Der letzte Castortransport nach Gorleben war so teuer wie noch nie: Fast zehn Millionen Mark mehr als vor vier Jahren, hat das Land ausgegeben, resümierte der niedersächsische Innenminister Heiner Bartling (SPD). Litaneihaft fordern Landespolitiker nun die Kostenbeteiligung der anderen Bundesländer für das nächste Großereignis im Wendland. Denn während in Dannenberg die Castorgegner gerade noch dabei sind, Zäune zu richten und Bierdosen einzusammeln, hat die Gesellschaft für Nuklearservice (GNS) schon einen neuen Atommülltransport nach Gorleben für den Herbst beantragt.
Am Ende werden jedoch nicht die Kosten der Transporte zählen. Bedeutsamer ist der politische Preis. In Gorleben war ein Verschwinden der Politik zu beobachten. Mit Ausnahme der rührigen Fraktionsvorsitzenden in Niedersachsen, Rebecca Harms, und einiger ihrer grünen Mitstreiter blieb es ausgerechnet der Polizeiführung überlassen, die Öffentlichkeit von der angeblichen Notwendigkeit des Transports - vergeblich - zu überzeugen. Ein angezählter Bundesumweltminister sagte artig weitab in Berlin seinen Vers auf, am Konsens dürfe nicht gerüttelt werden, so als gäbe es dazu keine Alternative. Und seine Parteifreunde fordern nur, die Wirtschaft möge nun den Konsens, den die Anti-AKW-Bewegung gerade angreift, endlich unterschreiben.
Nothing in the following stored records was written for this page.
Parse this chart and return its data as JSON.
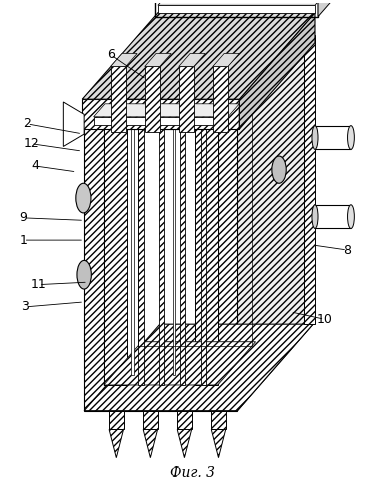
{
  "title": "Фиг. 3",
  "title_fontsize": 10,
  "bg_color": "#ffffff",
  "line_color": "#000000",
  "label_fontsize": 9,
  "labels_pos": {
    "6": [
      0.285,
      0.895,
      0.38,
      0.845
    ],
    "2": [
      0.065,
      0.755,
      0.21,
      0.735
    ],
    "12": [
      0.075,
      0.715,
      0.21,
      0.7
    ],
    "4": [
      0.085,
      0.67,
      0.195,
      0.658
    ],
    "9": [
      0.055,
      0.565,
      0.215,
      0.56
    ],
    "1": [
      0.055,
      0.52,
      0.215,
      0.52
    ],
    "11": [
      0.095,
      0.43,
      0.225,
      0.435
    ],
    "3": [
      0.06,
      0.385,
      0.215,
      0.395
    ],
    "8": [
      0.91,
      0.5,
      0.82,
      0.51
    ],
    "10": [
      0.85,
      0.36,
      0.76,
      0.375
    ]
  }
}
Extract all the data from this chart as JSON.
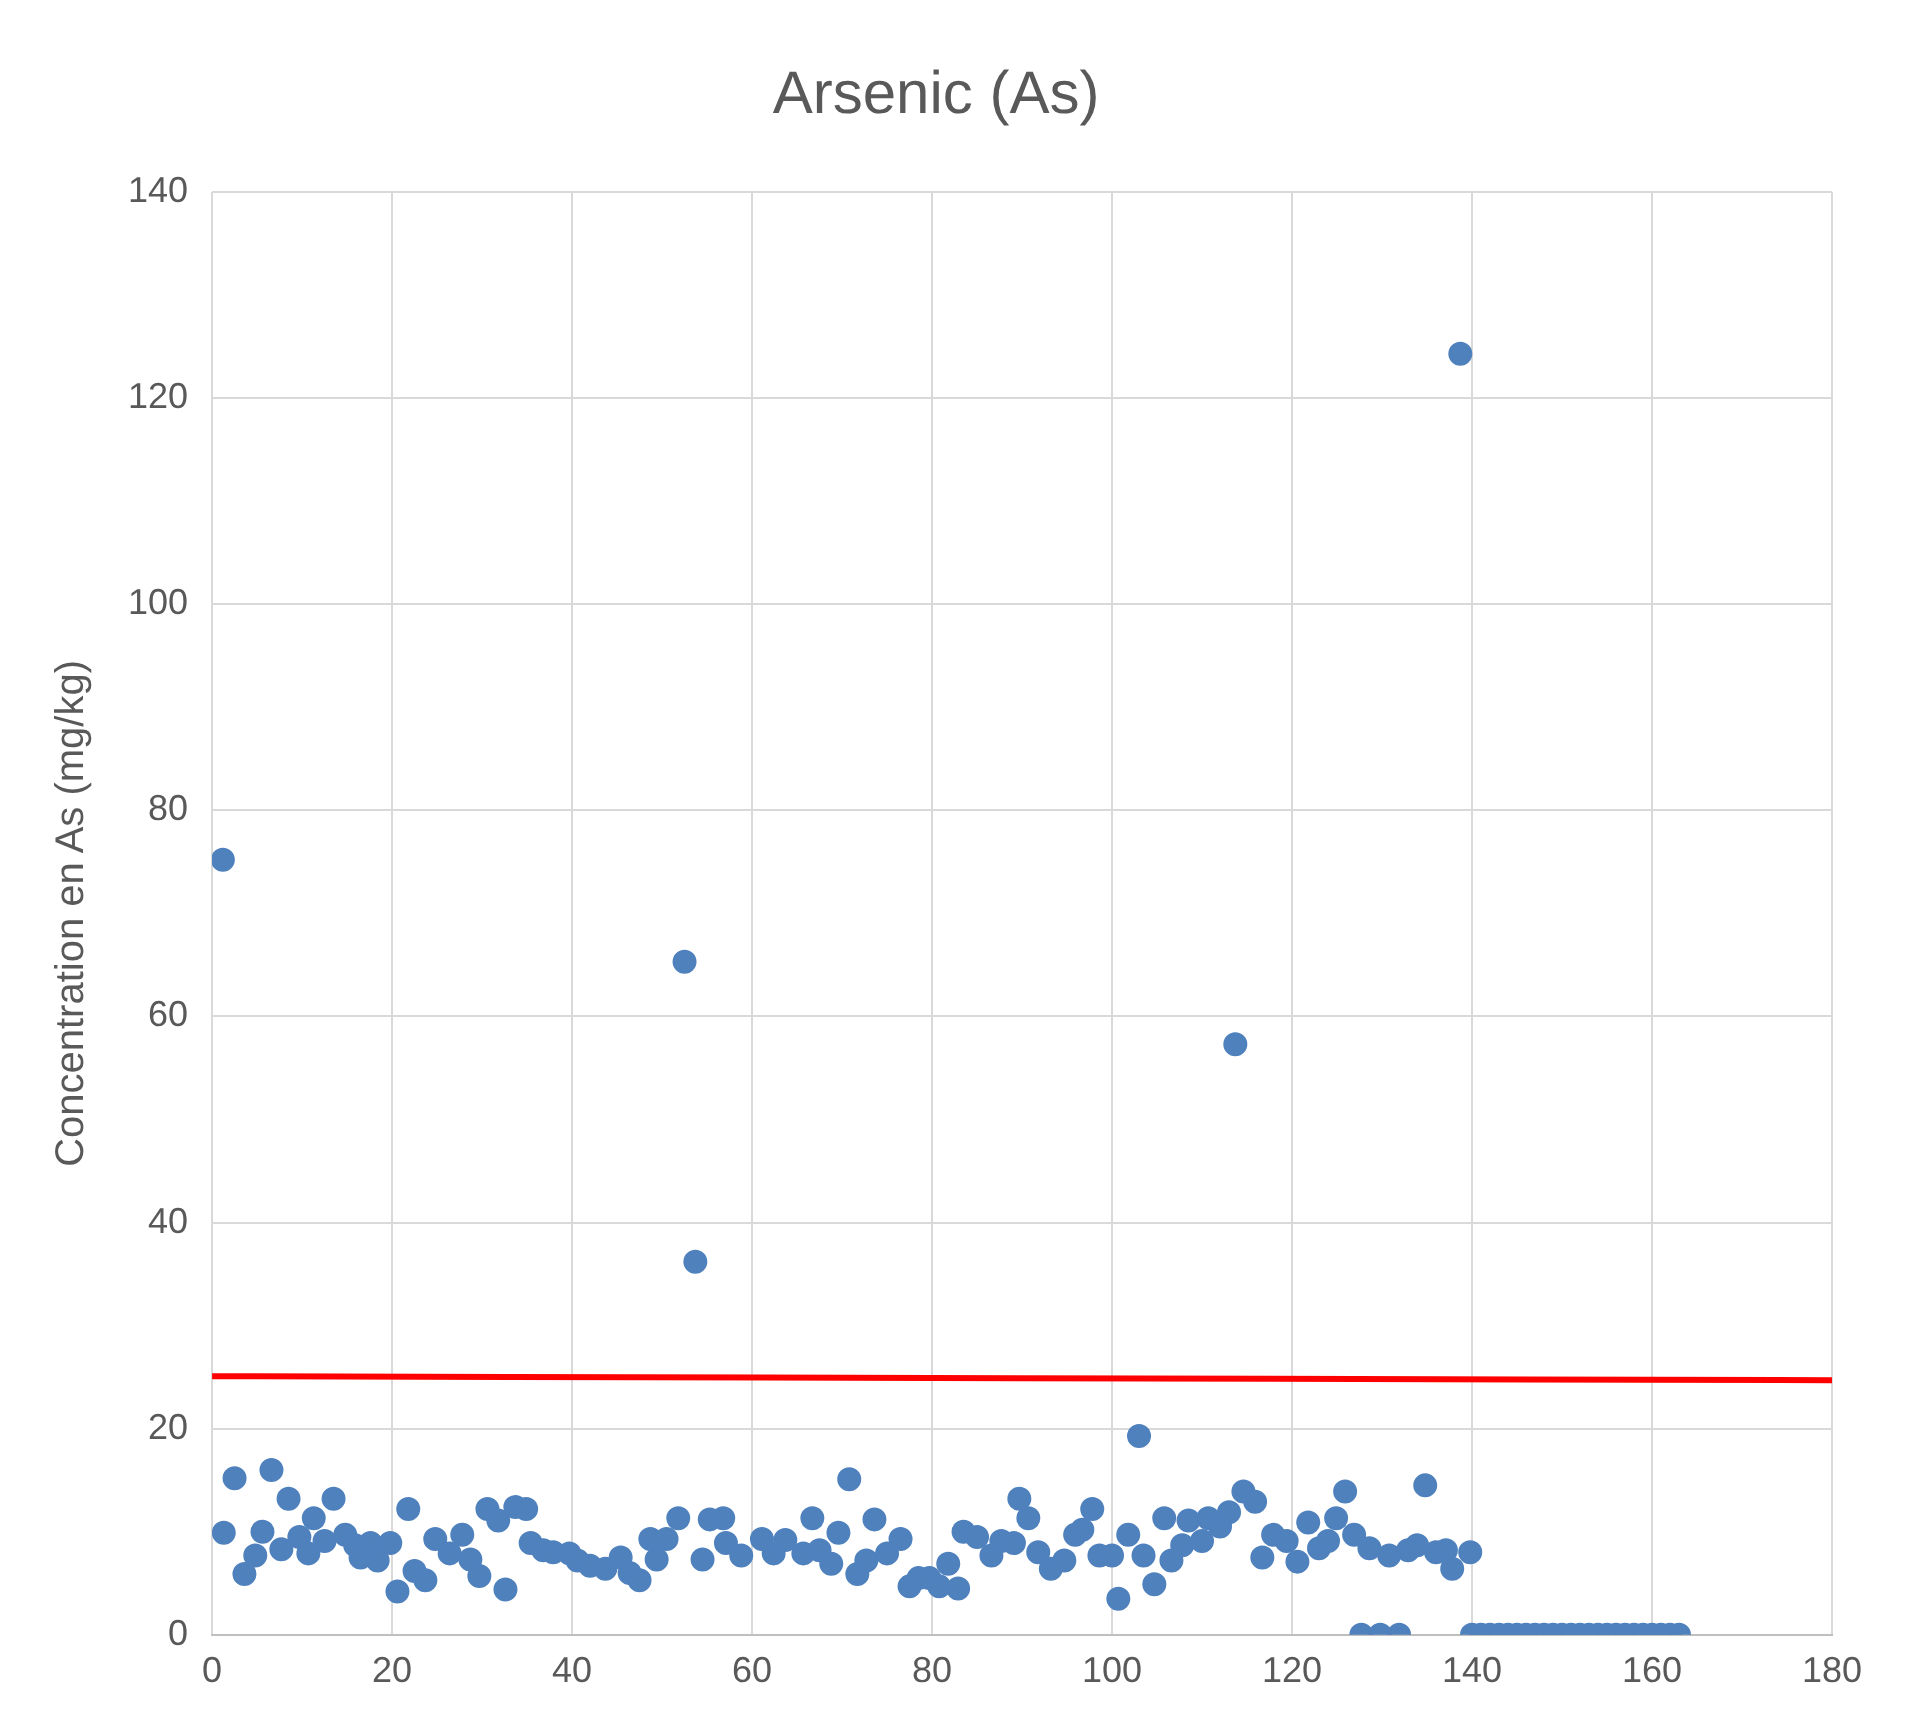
{
  "chart_data": {
    "type": "scatter",
    "title": "Arsenic (As)",
    "ylabel": "Concentration en As (mg/kg)",
    "xlim": [
      0,
      180
    ],
    "xticks": [
      0,
      20,
      40,
      60,
      80,
      100,
      120,
      140,
      160,
      180
    ],
    "ylim": [
      0,
      140
    ],
    "yticks": [
      0,
      20,
      40,
      60,
      80,
      100,
      120,
      140
    ],
    "grid": true,
    "legend": false,
    "marker": "circle",
    "series": [
      {
        "type": "scatter",
        "color": "#4f81bd",
        "x": [
          1.2,
          1.3,
          2.5,
          3.6,
          4.8,
          5.6,
          6.6,
          7.7,
          8.5,
          9.7,
          10.7,
          11.3,
          12.5,
          13.5,
          14.8,
          15.9,
          16.5,
          17.6,
          18.4,
          19.8,
          20.6,
          21.8,
          22.5,
          23.7,
          24.8,
          26.4,
          27.8,
          28.7,
          29.7,
          30.6,
          31.8,
          32.6,
          33.7,
          34.9,
          35.4,
          36.8,
          37.9,
          39.7,
          40.6,
          42,
          43.7,
          45.4,
          46.4,
          47.5,
          48.7,
          49.4,
          50.5,
          51.8,
          52.5,
          53.7,
          54.5,
          55.3,
          56.8,
          57.1,
          58.8,
          61.1,
          62.4,
          63.7,
          65.7,
          66.7,
          67.5,
          68.8,
          69.6,
          70.8,
          71.7,
          72.7,
          73.6,
          75,
          76.5,
          77.5,
          78.5,
          79.7,
          80.8,
          81.8,
          82.9,
          83.5,
          85,
          86.6,
          87.7,
          89.1,
          89.7,
          90.7,
          91.8,
          93.2,
          94.7,
          95.9,
          96.7,
          97.8,
          98.6,
          100,
          100.7,
          101.8,
          103,
          103.5,
          104.7,
          105.8,
          106.6,
          107.8,
          108.5,
          110,
          110.7,
          112,
          113,
          113.7,
          114.6,
          115.9,
          116.7,
          117.9,
          119.4,
          120.6,
          121.8,
          123,
          124,
          124.9,
          125.9,
          126.9,
          127.7,
          128.6,
          129.8,
          130.8,
          131.9,
          132.9,
          133.9,
          134.8,
          136,
          137.1,
          137.8,
          138.7,
          139.8,
          140,
          141,
          142,
          143,
          144,
          145,
          146,
          147,
          148,
          149,
          150,
          151,
          152,
          153,
          154,
          155,
          156,
          157,
          158,
          159,
          160,
          161,
          162,
          163
        ],
        "values": [
          75.2,
          9.9,
          15.2,
          5.9,
          7.7,
          10,
          16,
          8.3,
          13.2,
          9.5,
          7.9,
          11.3,
          9.1,
          13.2,
          9.7,
          8.7,
          7.5,
          8.9,
          7.2,
          8.9,
          4.2,
          12.2,
          6.2,
          5.3,
          9.3,
          7.9,
          9.7,
          7.3,
          5.7,
          12.2,
          11.1,
          4.4,
          12.4,
          12.2,
          8.9,
          8.2,
          8,
          7.9,
          7.2,
          6.7,
          6.4,
          7.5,
          6,
          5.3,
          9.3,
          7.3,
          9.3,
          11.3,
          65.3,
          36.2,
          7.3,
          11.2,
          11.3,
          8.9,
          7.7,
          9.3,
          7.9,
          9.2,
          7.9,
          11.3,
          8.2,
          6.9,
          9.9,
          15.1,
          5.9,
          7.2,
          11.2,
          7.9,
          9.3,
          4.7,
          5.5,
          5.5,
          4.7,
          6.9,
          4.5,
          10,
          9.5,
          7.7,
          9.1,
          8.9,
          13.2,
          11.3,
          8,
          6.4,
          7.2,
          9.7,
          10.2,
          12.2,
          7.7,
          7.7,
          3.5,
          9.7,
          19.3,
          7.7,
          4.9,
          11.3,
          7.2,
          8.7,
          11.1,
          9.1,
          11.3,
          10.5,
          11.9,
          57.3,
          13.9,
          12.9,
          7.5,
          9.7,
          9.1,
          7.1,
          10.9,
          8.4,
          9.1,
          11.3,
          13.9,
          9.7,
          0,
          8.4,
          0,
          7.7,
          0,
          8.2,
          8.7,
          14.5,
          8,
          8.2,
          6.4,
          124.3,
          8,
          0,
          0,
          0,
          0,
          0,
          0,
          0,
          0,
          0,
          0,
          0,
          0,
          0,
          0,
          0,
          0,
          0,
          0,
          0,
          0,
          0,
          0,
          0,
          0
        ]
      },
      {
        "type": "line",
        "color": "#ff0000",
        "marker": "none",
        "x": [
          0,
          180
        ],
        "values": [
          25.1,
          24.7
        ]
      }
    ]
  }
}
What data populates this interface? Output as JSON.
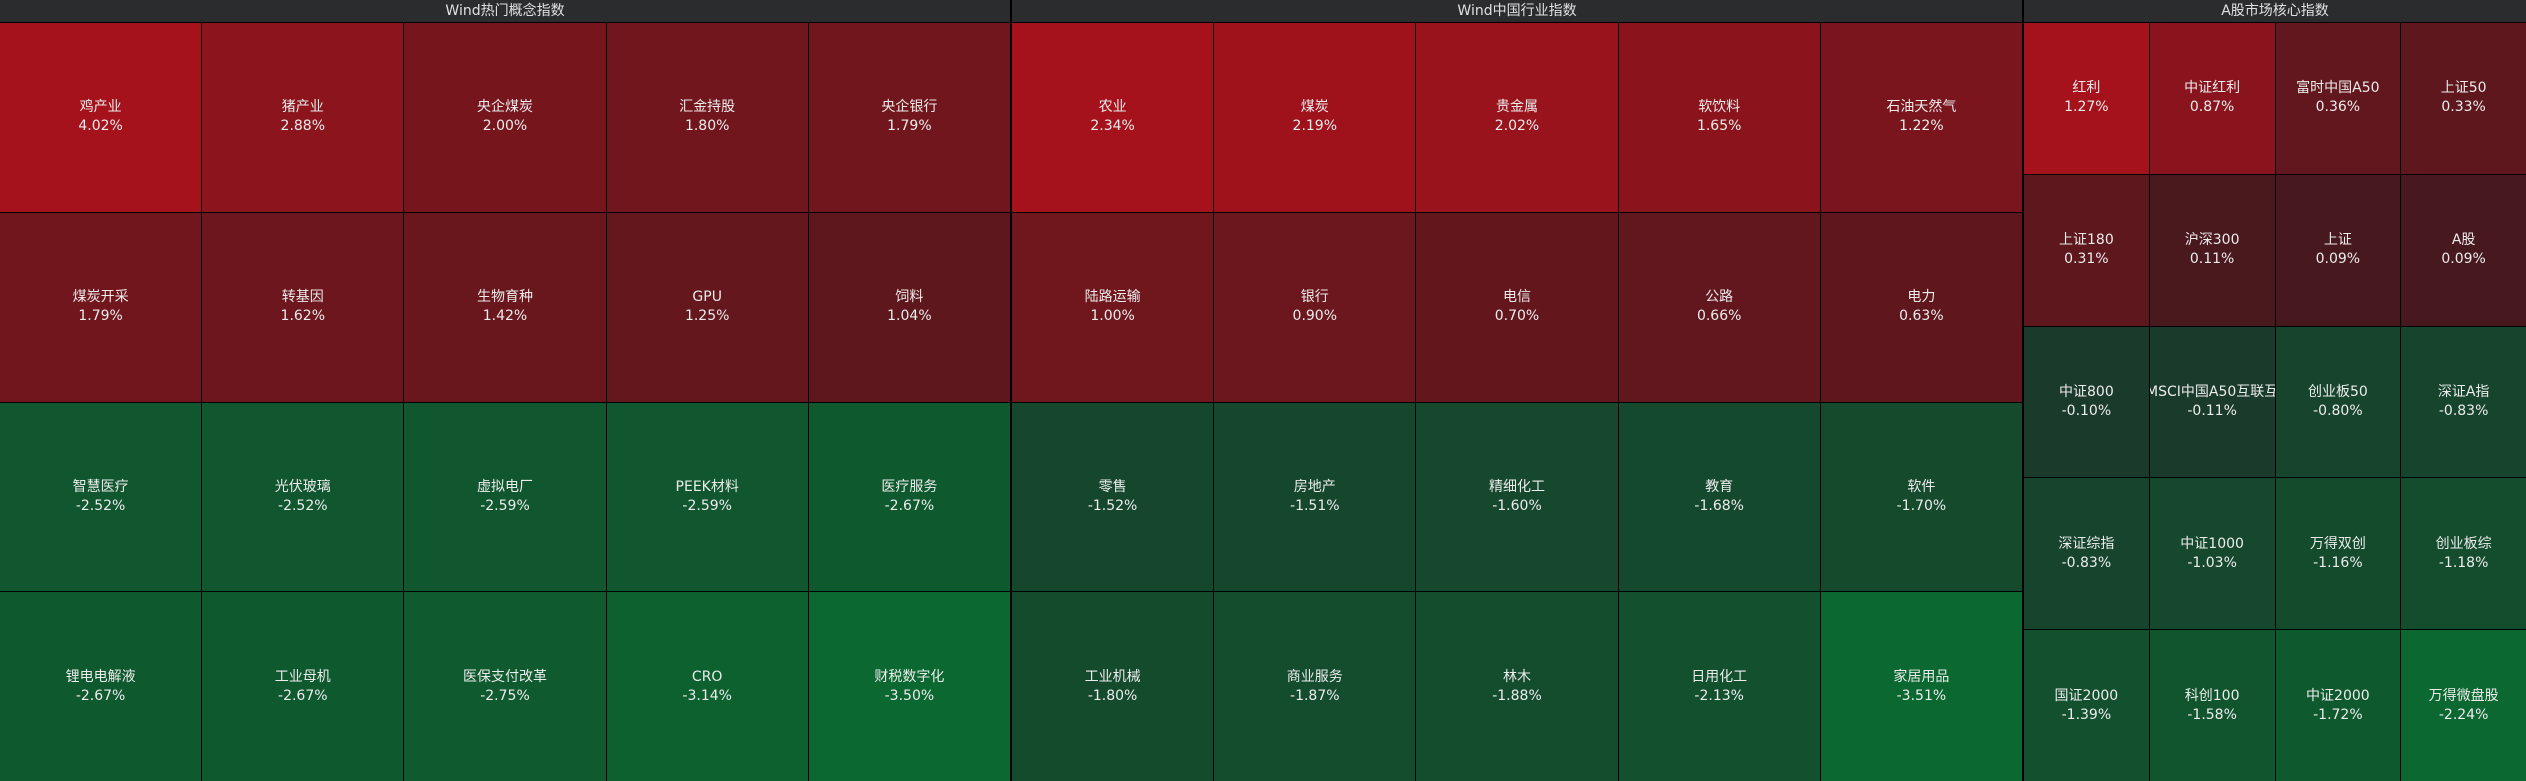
{
  "panels": [
    {
      "title": "Wind热门概念指数",
      "columns": 5,
      "tiles": [
        {
          "name": "鸡产业",
          "change": "4.02%"
        },
        {
          "name": "猪产业",
          "change": "2.88%"
        },
        {
          "name": "央企煤炭",
          "change": "2.00%"
        },
        {
          "name": "汇金持股",
          "change": "1.80%"
        },
        {
          "name": "央企银行",
          "change": "1.79%"
        },
        {
          "name": "煤炭开采",
          "change": "1.79%"
        },
        {
          "name": "转基因",
          "change": "1.62%"
        },
        {
          "name": "生物育种",
          "change": "1.42%"
        },
        {
          "name": "GPU",
          "change": "1.25%"
        },
        {
          "name": "饲料",
          "change": "1.04%"
        },
        {
          "name": "智慧医疗",
          "change": "-2.52%"
        },
        {
          "name": "光伏玻璃",
          "change": "-2.52%"
        },
        {
          "name": "虚拟电厂",
          "change": "-2.59%"
        },
        {
          "name": "PEEK材料",
          "change": "-2.59%"
        },
        {
          "name": "医疗服务",
          "change": "-2.67%"
        },
        {
          "name": "锂电电解液",
          "change": "-2.67%"
        },
        {
          "name": "工业母机",
          "change": "-2.67%"
        },
        {
          "name": "医保支付改革",
          "change": "-2.75%"
        },
        {
          "name": "CRO",
          "change": "-3.14%"
        },
        {
          "name": "财税数字化",
          "change": "-3.50%"
        }
      ]
    },
    {
      "title": "Wind中国行业指数",
      "columns": 5,
      "tiles": [
        {
          "name": "农业",
          "change": "2.34%"
        },
        {
          "name": "煤炭",
          "change": "2.19%"
        },
        {
          "name": "贵金属",
          "change": "2.02%"
        },
        {
          "name": "软饮料",
          "change": "1.65%"
        },
        {
          "name": "石油天然气",
          "change": "1.22%"
        },
        {
          "name": "陆路运输",
          "change": "1.00%"
        },
        {
          "name": "银行",
          "change": "0.90%"
        },
        {
          "name": "电信",
          "change": "0.70%"
        },
        {
          "name": "公路",
          "change": "0.66%"
        },
        {
          "name": "电力",
          "change": "0.63%"
        },
        {
          "name": "零售",
          "change": "-1.52%"
        },
        {
          "name": "房地产",
          "change": "-1.51%"
        },
        {
          "name": "精细化工",
          "change": "-1.60%"
        },
        {
          "name": "教育",
          "change": "-1.68%"
        },
        {
          "name": "软件",
          "change": "-1.70%"
        },
        {
          "name": "工业机械",
          "change": "-1.80%"
        },
        {
          "name": "商业服务",
          "change": "-1.87%"
        },
        {
          "name": "林木",
          "change": "-1.88%"
        },
        {
          "name": "日用化工",
          "change": "-2.13%"
        },
        {
          "name": "家居用品",
          "change": "-3.51%"
        }
      ]
    },
    {
      "title": "A股市场核心指数",
      "columns": 4,
      "tiles": [
        {
          "name": "红利",
          "change": "1.27%"
        },
        {
          "name": "中证红利",
          "change": "0.87%"
        },
        {
          "name": "富时中国A50",
          "change": "0.36%"
        },
        {
          "name": "上证50",
          "change": "0.33%"
        },
        {
          "name": "上证180",
          "change": "0.31%"
        },
        {
          "name": "沪深300",
          "change": "0.11%"
        },
        {
          "name": "上证",
          "change": "0.09%"
        },
        {
          "name": "A股",
          "change": "0.09%"
        },
        {
          "name": "中证800",
          "change": "-0.10%"
        },
        {
          "name": "MSCI中国A50互联互",
          "change": "-0.11%"
        },
        {
          "name": "创业板50",
          "change": "-0.80%"
        },
        {
          "name": "深证A指",
          "change": "-0.83%"
        },
        {
          "name": "深证综指",
          "change": "-0.83%"
        },
        {
          "name": "中证1000",
          "change": "-1.03%"
        },
        {
          "name": "万得双创",
          "change": "-1.16%"
        },
        {
          "name": "创业板综",
          "change": "-1.18%"
        },
        {
          "name": "国证2000",
          "change": "-1.39%"
        },
        {
          "name": "科创100",
          "change": "-1.58%"
        },
        {
          "name": "中证2000",
          "change": "-1.72%"
        },
        {
          "name": "万得微盘股",
          "change": "-2.24%"
        }
      ]
    }
  ]
}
Geht es noch grotesker?
Sie werden sich schwer tun, die aufkeimende Atomausstiegsdebatte, das Infragestellen der rot-grünen Atompolitik wieder zu ersticken. Allen Unkenrufen zum Trotz ist der Widerstand gegen die Nutzung der Atomenergie nämlich nicht abgebröckelt. Auch bei Minustemperaturen und Eisregen blieben die Protagonisten nicht zu Hause, sondern waren mit vielen jungen Leuten auf Schiene und Straße. Die Transporte von Philippsburg, Biblis, Stade und anderswo nach La Hague oder Sellafield werden auch nicht mehr geräuschlos vonstatten gehen.
Denn wofür der Transport nach Gorleben notwendig war, zeigt sich dieser Tage: Neuer Atommüll darf nun wieder nach Frankreich rollen. Das Wissen darum, dass die Wiederaufarbeitung kein Entsorgungsbeitrag ist, dass der Müllberg um ein Vielfaches vergrößert wird, dass Plutonium extrahiert wird, dass Leukämiefälle aus der Umgebung der Wiederaufarbeitungsanlagen dokumentiert sind, dass diese hochradioaktiven verglasten Abfälle das Dokument einer desaströsen Entsorgungspolitik sind, ist inzwischen weit verbreitet.
So sitzen vor allem die Grünen in der Zwickmühle, gerieren sich staatstragend und brüskieren ihre Wählerschaft. Wenn Regierungsverantwortung heißt, wider besseren Wissens und höhnisch die eigene Klientel zu belehren, ist es dann nicht an der Zeit, dieser Verantwortungslosigkeit ein Ende zu setzen? Jürgen, komm rüber.